Quando inserimos o termo “interdisciplinaridade” na pesquisa a quantidade de resultados diminui nas bases Scieloe ScienceDirect para 1, já nas bases Lilacs, Pubmed e RICYT não são encontrados resultados, enquanto na pesquisa do Google Acadêmicoos resultados sobem para 34.500 (tabela 2). Esse número elevado na pesquisa do GoogleAcadêmico se dá pelo fato dele buscar todos os tipos de artigos que citem um dos descritos de maneira geral, não apenas os que relacionam esses descritores. Quando lê-se um pouco sobre os textos, como seus títulos e resumos verifica-se que muitos deles não relacionam a inovação tecnológica em saúde e a interdisciplinaridade.

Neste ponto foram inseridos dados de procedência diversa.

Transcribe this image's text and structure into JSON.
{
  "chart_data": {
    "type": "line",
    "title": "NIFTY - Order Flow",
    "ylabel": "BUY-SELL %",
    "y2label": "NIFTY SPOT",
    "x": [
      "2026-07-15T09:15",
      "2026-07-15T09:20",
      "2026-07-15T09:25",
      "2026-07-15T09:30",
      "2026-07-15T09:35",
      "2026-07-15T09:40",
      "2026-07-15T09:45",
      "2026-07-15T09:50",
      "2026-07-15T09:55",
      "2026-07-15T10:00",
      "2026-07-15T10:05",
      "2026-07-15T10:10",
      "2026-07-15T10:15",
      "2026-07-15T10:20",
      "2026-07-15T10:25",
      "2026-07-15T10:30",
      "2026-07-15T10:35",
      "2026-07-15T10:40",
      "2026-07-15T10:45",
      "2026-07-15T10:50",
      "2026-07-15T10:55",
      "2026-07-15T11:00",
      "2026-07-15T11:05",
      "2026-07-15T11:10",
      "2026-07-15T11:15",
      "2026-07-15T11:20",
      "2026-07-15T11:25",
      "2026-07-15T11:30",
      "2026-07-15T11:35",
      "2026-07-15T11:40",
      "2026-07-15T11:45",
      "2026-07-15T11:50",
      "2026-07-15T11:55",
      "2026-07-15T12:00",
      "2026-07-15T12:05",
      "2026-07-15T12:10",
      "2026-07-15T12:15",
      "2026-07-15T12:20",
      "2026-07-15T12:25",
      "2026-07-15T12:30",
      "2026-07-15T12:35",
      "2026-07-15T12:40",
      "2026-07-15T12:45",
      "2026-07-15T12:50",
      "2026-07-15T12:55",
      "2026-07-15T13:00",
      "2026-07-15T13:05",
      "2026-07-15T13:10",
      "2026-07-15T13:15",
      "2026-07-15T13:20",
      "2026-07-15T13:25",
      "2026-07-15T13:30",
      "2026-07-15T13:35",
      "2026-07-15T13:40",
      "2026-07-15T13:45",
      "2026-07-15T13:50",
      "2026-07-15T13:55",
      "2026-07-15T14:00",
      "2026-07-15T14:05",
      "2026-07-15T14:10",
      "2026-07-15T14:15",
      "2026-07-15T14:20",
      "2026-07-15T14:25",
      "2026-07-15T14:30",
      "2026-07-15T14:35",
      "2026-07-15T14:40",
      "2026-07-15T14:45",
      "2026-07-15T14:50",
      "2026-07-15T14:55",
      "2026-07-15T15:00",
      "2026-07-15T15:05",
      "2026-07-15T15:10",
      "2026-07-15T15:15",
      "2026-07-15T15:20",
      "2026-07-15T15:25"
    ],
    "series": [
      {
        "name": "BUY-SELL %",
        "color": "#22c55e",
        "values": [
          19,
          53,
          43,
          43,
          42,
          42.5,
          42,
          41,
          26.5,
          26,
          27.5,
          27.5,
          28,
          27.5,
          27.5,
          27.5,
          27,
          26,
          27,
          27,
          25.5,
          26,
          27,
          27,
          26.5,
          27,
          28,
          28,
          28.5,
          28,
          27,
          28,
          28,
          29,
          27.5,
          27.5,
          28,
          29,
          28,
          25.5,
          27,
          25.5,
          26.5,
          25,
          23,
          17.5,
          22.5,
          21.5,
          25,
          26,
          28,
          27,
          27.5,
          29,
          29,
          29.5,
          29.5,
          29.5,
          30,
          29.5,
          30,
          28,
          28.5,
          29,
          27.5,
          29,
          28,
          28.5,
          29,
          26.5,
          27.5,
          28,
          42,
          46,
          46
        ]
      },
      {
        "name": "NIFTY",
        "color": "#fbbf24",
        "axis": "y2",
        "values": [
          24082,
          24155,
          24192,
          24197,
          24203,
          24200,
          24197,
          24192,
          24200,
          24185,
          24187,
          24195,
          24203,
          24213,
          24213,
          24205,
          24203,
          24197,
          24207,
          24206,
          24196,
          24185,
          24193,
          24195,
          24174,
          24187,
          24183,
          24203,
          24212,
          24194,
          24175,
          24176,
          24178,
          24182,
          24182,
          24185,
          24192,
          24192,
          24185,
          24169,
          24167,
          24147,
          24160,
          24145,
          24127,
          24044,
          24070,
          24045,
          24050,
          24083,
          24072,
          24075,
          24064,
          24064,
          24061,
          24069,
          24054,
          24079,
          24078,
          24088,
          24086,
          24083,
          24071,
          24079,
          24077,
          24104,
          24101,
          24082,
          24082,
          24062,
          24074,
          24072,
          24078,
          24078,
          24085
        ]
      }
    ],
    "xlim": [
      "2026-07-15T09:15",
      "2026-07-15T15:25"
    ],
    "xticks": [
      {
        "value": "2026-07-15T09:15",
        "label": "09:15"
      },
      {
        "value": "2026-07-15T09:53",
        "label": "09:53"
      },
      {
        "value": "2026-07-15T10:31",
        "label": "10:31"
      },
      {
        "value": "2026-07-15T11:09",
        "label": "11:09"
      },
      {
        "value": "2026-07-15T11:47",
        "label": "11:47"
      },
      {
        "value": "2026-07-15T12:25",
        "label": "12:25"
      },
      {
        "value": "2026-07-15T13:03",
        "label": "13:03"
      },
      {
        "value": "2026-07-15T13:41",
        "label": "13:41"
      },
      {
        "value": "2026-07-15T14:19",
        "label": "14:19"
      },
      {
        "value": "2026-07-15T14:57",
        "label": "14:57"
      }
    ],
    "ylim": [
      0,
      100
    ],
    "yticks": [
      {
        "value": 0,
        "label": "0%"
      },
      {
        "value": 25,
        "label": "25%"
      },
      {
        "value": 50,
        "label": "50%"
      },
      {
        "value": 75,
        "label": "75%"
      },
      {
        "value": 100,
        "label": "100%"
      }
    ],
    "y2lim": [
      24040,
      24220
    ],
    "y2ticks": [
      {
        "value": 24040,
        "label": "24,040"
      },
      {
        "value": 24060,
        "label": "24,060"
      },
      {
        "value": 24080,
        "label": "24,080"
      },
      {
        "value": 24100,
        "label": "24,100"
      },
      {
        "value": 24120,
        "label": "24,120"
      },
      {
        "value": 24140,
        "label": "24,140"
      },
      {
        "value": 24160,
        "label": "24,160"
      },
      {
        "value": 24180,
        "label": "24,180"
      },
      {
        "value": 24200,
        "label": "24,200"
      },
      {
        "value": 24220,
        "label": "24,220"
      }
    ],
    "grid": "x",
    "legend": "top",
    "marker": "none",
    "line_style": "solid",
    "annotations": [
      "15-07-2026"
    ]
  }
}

Tabela 2 – Resultados da busca “Interdisciplinaridade e Inovação Tecnológica em Saúde”

Tabela 3 – Resultados da busca “Interdisciplinaridade e Inovação Tecnológica”

Outra forma de busca utilizada foi inserindo os termos “interdisciplinaridade e inovação tecnológica”, para verificar se havia mais artigos nas bases de dados que pudessem ser relevantes para a temática abordada. Nas bases Lilacs, PubMed e RICYT não foram encontrados textos que envolvessem ambos os descritores. Isso se dá pelo fato de serem, as duas primeiras, bases voltadas para publicações relacionadas apenas ao setor de saúde, enquanto a RICYT é uma biblioteca voltada para a ciência e tecnologia e não aborda outras temáticas, como é o caso da interdisciplinaridade. Na Scielo foram encontrados 3 resultados, na ScienceDirect 4 resultados e na pesquisa realizada no Google Acadêmico os resultados encontrados foram de aproximadamente 49.000 (tabela 3), o que ocorre pelo mesmo motivo citado anteriormente.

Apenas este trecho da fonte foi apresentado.